Other tech companies have partnered with museums to bring their products into the gallery space. In 2017, shortly after introducing its AR platform Tango, Google teamed up with the Detroit Institute of Arts to show off what it could do. Museum visitors could borrow a Tango-enabled smartphone to discover hidden features, like an augmented reality skeleton inside the sarcophagi on view. The Perez Art Museum Miami leveraged Apple’s AR Kit to build augmented reality installations in surprising spaces, like the museum’s terrace. (Visitors could see the works through their own iPhones, or could borrow one from the museum.) Earlier this year, Intel worked with the Smithsonian to translate an exhibit in its Renwick Gallery to smartphones everywhere, using Snapchat’s augmented reality tech.

Of course, none of these exhibits rely on augmented reality alone. They still point visitors toward real-world objects and make use of the physical space in museums to create exhibitions. But museum curators hope they can engage visitors on a new level, and bring in new audiences altogether. For Jemison, who discovered her love of science on childhood visitors to Chicago’s Museum of Science and Industry, using HoloLens headsets is just one more way for museums to “engage curiosity and foster it.” If that gets one more kid curious about science and space, then it’s all worth it.
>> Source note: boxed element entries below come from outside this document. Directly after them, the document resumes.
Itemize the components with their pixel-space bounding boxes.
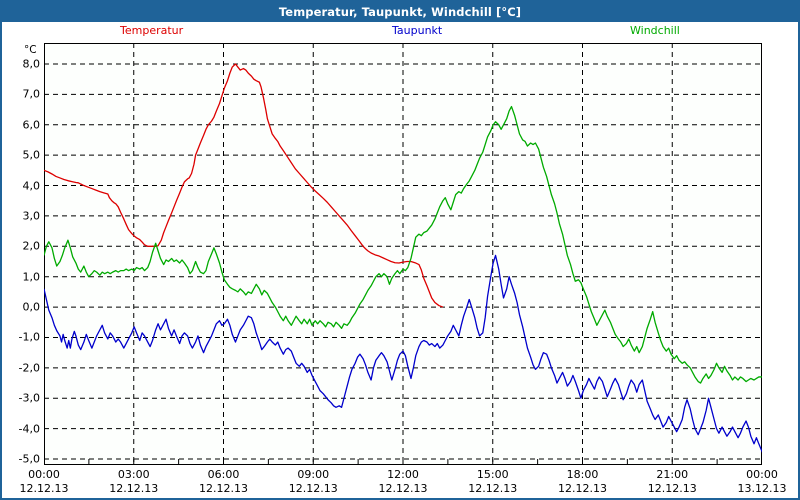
y-axis-tick-10: 1,0 — [22, 270, 41, 284]
x-axis-tick-time-8: 00:00 — [746, 468, 778, 481]
data-series-layer — [44, 63, 762, 453]
x-axis-tick-time-1: 03:00 — [117, 468, 150, 481]
y-axis-tick-30: 3,0 — [22, 209, 41, 223]
legend-item-windchill: Windchill — [630, 24, 680, 37]
legend-item-temperatur: Temperatur — [120, 24, 184, 37]
y-axis-tick-20: 2,0 — [22, 239, 41, 253]
plot-area — [44, 43, 762, 465]
grid-lines — [44, 43, 762, 465]
legend-item-taupunkt: Taupunkt — [392, 24, 443, 37]
y-axis-tick--40: -4,0 — [18, 422, 40, 436]
series-line-taupunkt — [44, 254, 762, 453]
x-axis-tick-labels: 00:00 12.12.13 03:00 12.12.13 06:00 12.12.13 0… — [2, 468, 798, 498]
y-axis-tick-50: 5,0 — [22, 148, 41, 162]
y-axis-tick--50: -5,0 — [18, 452, 40, 466]
x-axis-tick-time-0: 00:00 — [28, 468, 60, 481]
x-axis-tick-time-4: 12:00 — [387, 468, 419, 481]
page-title: Temperatur, Taupunkt, Windchill [°C] — [278, 5, 522, 19]
y-axis-tick-60: 6,0 — [22, 118, 41, 132]
series-line-temperatur — [44, 63, 444, 308]
y-axis-tick--10: -1,0 — [18, 330, 40, 344]
x-axis-tick-time-3: 09:00 — [297, 468, 330, 481]
x-axis-tick-date-4: 12.12.13 — [378, 482, 428, 495]
x-axis-tick-date-5: 12.12.13 — [468, 482, 518, 495]
y-axis-tick--20: -2,0 — [18, 361, 40, 375]
y-axis-tick-00: 0,0 — [22, 300, 41, 314]
x-axis-tick-date-7: 12.12.13 — [647, 482, 697, 495]
x-axis-tick-date-8: 13.12.13 — [737, 482, 787, 495]
y-axis-tick-labels: 8,0 7,0 6,0 5,0 4,0 3,0 2,0 1,0 0,0 -1,0 -2,0 -3,0 -… — [2, 43, 41, 466]
y-axis-tick-70: 7,0 — [22, 87, 41, 101]
y-axis-tick--30: -3,0 — [18, 391, 40, 405]
x-axis-tick-time-5: 15:00 — [476, 468, 509, 481]
chart-legend: Temperatur Taupunkt Windchill — [2, 24, 798, 40]
x-axis-tick-date-0: 12.12.13 — [19, 482, 69, 495]
x-axis-tick-time-6: 18:00 — [566, 468, 599, 481]
y-axis-unit-label: °C — [24, 44, 37, 56]
y-axis-tick-40: 4,0 — [22, 179, 41, 193]
series-line-windchill — [44, 105, 762, 384]
x-axis-tick-date-1: 12.12.13 — [109, 482, 159, 495]
x-axis-tick-date-2: 12.12.13 — [199, 482, 248, 495]
x-axis-tick-date-6: 12.12.13 — [558, 482, 607, 495]
x-axis-tick-time-7: 21:00 — [656, 468, 689, 481]
window-title-bar: Temperatur, Taupunkt, Windchill [°C] — [2, 2, 798, 22]
x-axis-tick-date-3: 12.12.13 — [288, 482, 338, 495]
y-axis-tick-80: 8,0 — [22, 57, 41, 71]
x-axis-tick-time-2: 06:00 — [207, 468, 240, 481]
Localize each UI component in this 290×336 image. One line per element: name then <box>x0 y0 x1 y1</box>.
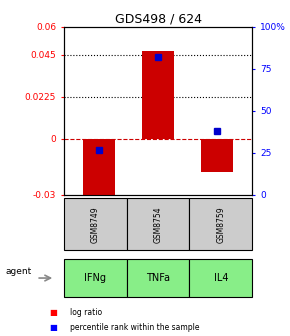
Text: IFNg: IFNg <box>84 273 106 283</box>
Bar <box>142 51 174 139</box>
Text: GSM8754: GSM8754 <box>153 206 163 243</box>
Text: log ratio: log ratio <box>70 308 102 317</box>
Text: IL4: IL4 <box>214 273 228 283</box>
Text: GSM8749: GSM8749 <box>91 206 100 243</box>
Text: TNFa: TNFa <box>146 273 170 283</box>
Title: GDS498 / 624: GDS498 / 624 <box>115 13 202 26</box>
Text: percentile rank within the sample: percentile rank within the sample <box>70 323 199 332</box>
Bar <box>83 139 115 202</box>
Bar <box>201 139 233 172</box>
Text: GSM8759: GSM8759 <box>216 206 225 243</box>
Text: agent: agent <box>6 267 32 277</box>
Text: ■: ■ <box>49 323 57 332</box>
Text: ■: ■ <box>49 308 57 317</box>
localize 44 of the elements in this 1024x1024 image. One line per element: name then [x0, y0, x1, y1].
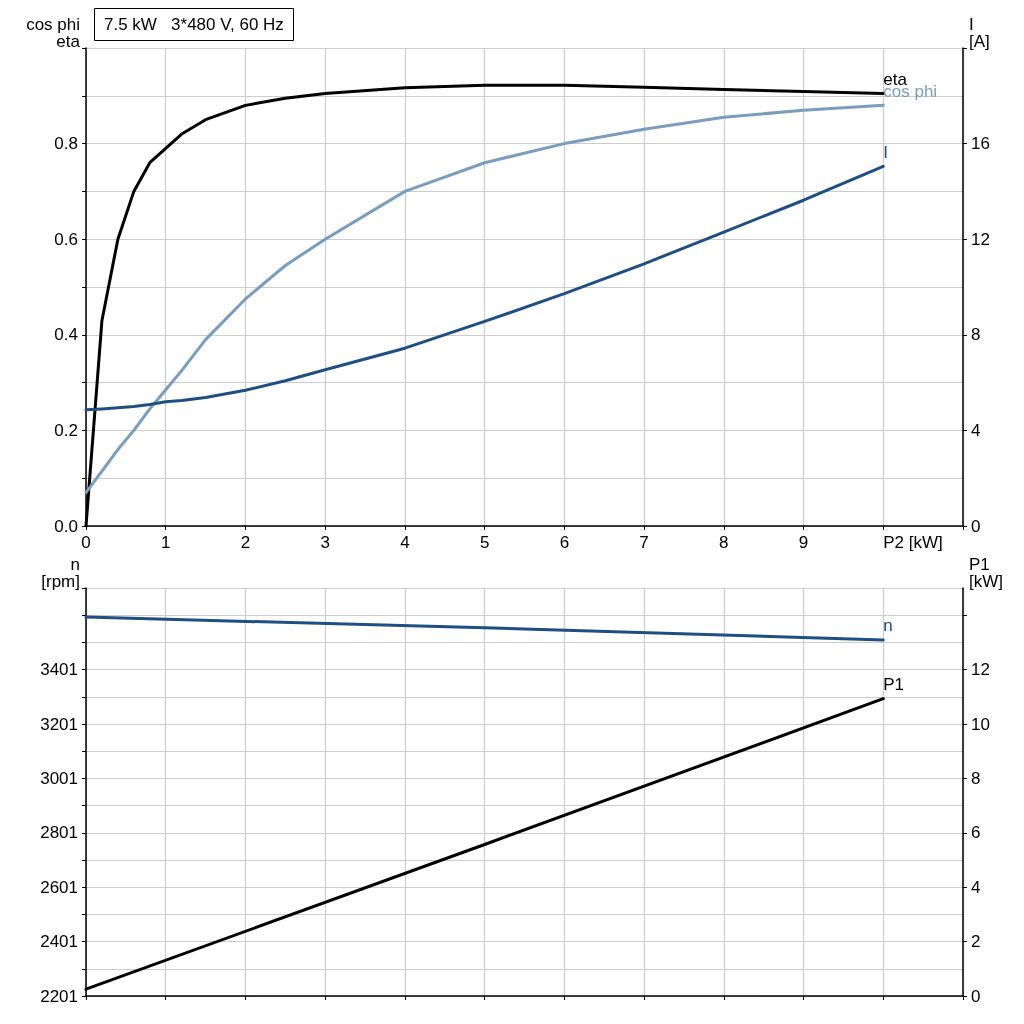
- x-tick-label: 0: [81, 533, 91, 552]
- y2-tick-label: 0: [971, 986, 981, 1006]
- y-tick-label: 0.6: [54, 229, 78, 249]
- y2-tick-label: 8: [971, 325, 981, 345]
- y-tick-label: 0.4: [54, 325, 78, 345]
- y-tick-label: 0.2: [54, 420, 78, 440]
- y2-tick-label: 12: [971, 660, 990, 680]
- y-tick-label: 2801: [40, 823, 78, 843]
- x-tick-label: 6: [559, 533, 570, 552]
- series-label: P1: [883, 675, 905, 695]
- series-label: n: [883, 616, 893, 636]
- y-tick-label: 2601: [40, 877, 78, 897]
- y-tick-label: 2401: [40, 932, 78, 952]
- y2-tick-label: 2: [971, 932, 981, 952]
- y-tick-label: 3001: [40, 768, 78, 788]
- x-tick-label: 2: [240, 533, 251, 552]
- y2-tick-label: 10: [971, 714, 990, 734]
- x-axis-title: P2 [kW]: [883, 533, 943, 552]
- y2-axis-title: P1 [kW]: [969, 555, 1003, 591]
- x-tick-label: 3: [320, 533, 330, 552]
- chart-title: 7.5 kW 3*480 V, 60 Hz: [104, 15, 284, 34]
- line-series: [84, 164, 885, 412]
- y-tick-label: 3201: [40, 714, 78, 734]
- y-axis-title: cos phi eta: [26, 15, 81, 51]
- y2-tick-label: 6: [971, 823, 981, 843]
- y2-tick-label: 12: [971, 229, 990, 249]
- y2-tick-label: 0: [971, 516, 981, 536]
- y-tick-label: 0.0: [54, 516, 78, 536]
- y-tick-label: 0.8: [54, 134, 78, 154]
- x-tick-label: 4: [400, 533, 410, 552]
- y2-tick-label: 8: [971, 768, 981, 788]
- y2-tick-label: 16: [971, 134, 990, 154]
- x-tick-label: 5: [479, 533, 490, 552]
- x-tick-label: 1: [160, 533, 171, 552]
- x-tick-label: 9: [798, 533, 809, 552]
- y2-tick-label: 4: [971, 420, 981, 440]
- y2-axis-title: I [A]: [969, 15, 990, 51]
- x-tick-label: 8: [719, 533, 729, 552]
- y2-tick-label: 4: [971, 877, 981, 897]
- y-tick-label: 2201: [40, 986, 78, 1006]
- y-axis-title: n [rpm]: [41, 555, 80, 591]
- x-tick-label: 7: [639, 533, 649, 552]
- y-tick-label: 3401: [40, 660, 78, 680]
- series-label: I: [883, 142, 889, 162]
Augmented and Holographic Augmented Reality are technologies that can contribute a lot to the presentation of museum exhibitions. Applications that use such technologies, when used by visitors, enhance the visitors’ museum experience, making it more interesting and fun. With the combination of the partial immersion that they offer, they enhance the feeling of presence (a field studied by the Thematic Area 4 of the ViMM project, alongside the Storytelling and Gamification fields), as the visitors feel that the augmented models that they see are in the same room with them. Technologies like these can be proven very helpful to virtual museums and to the preservation of cultural heritage.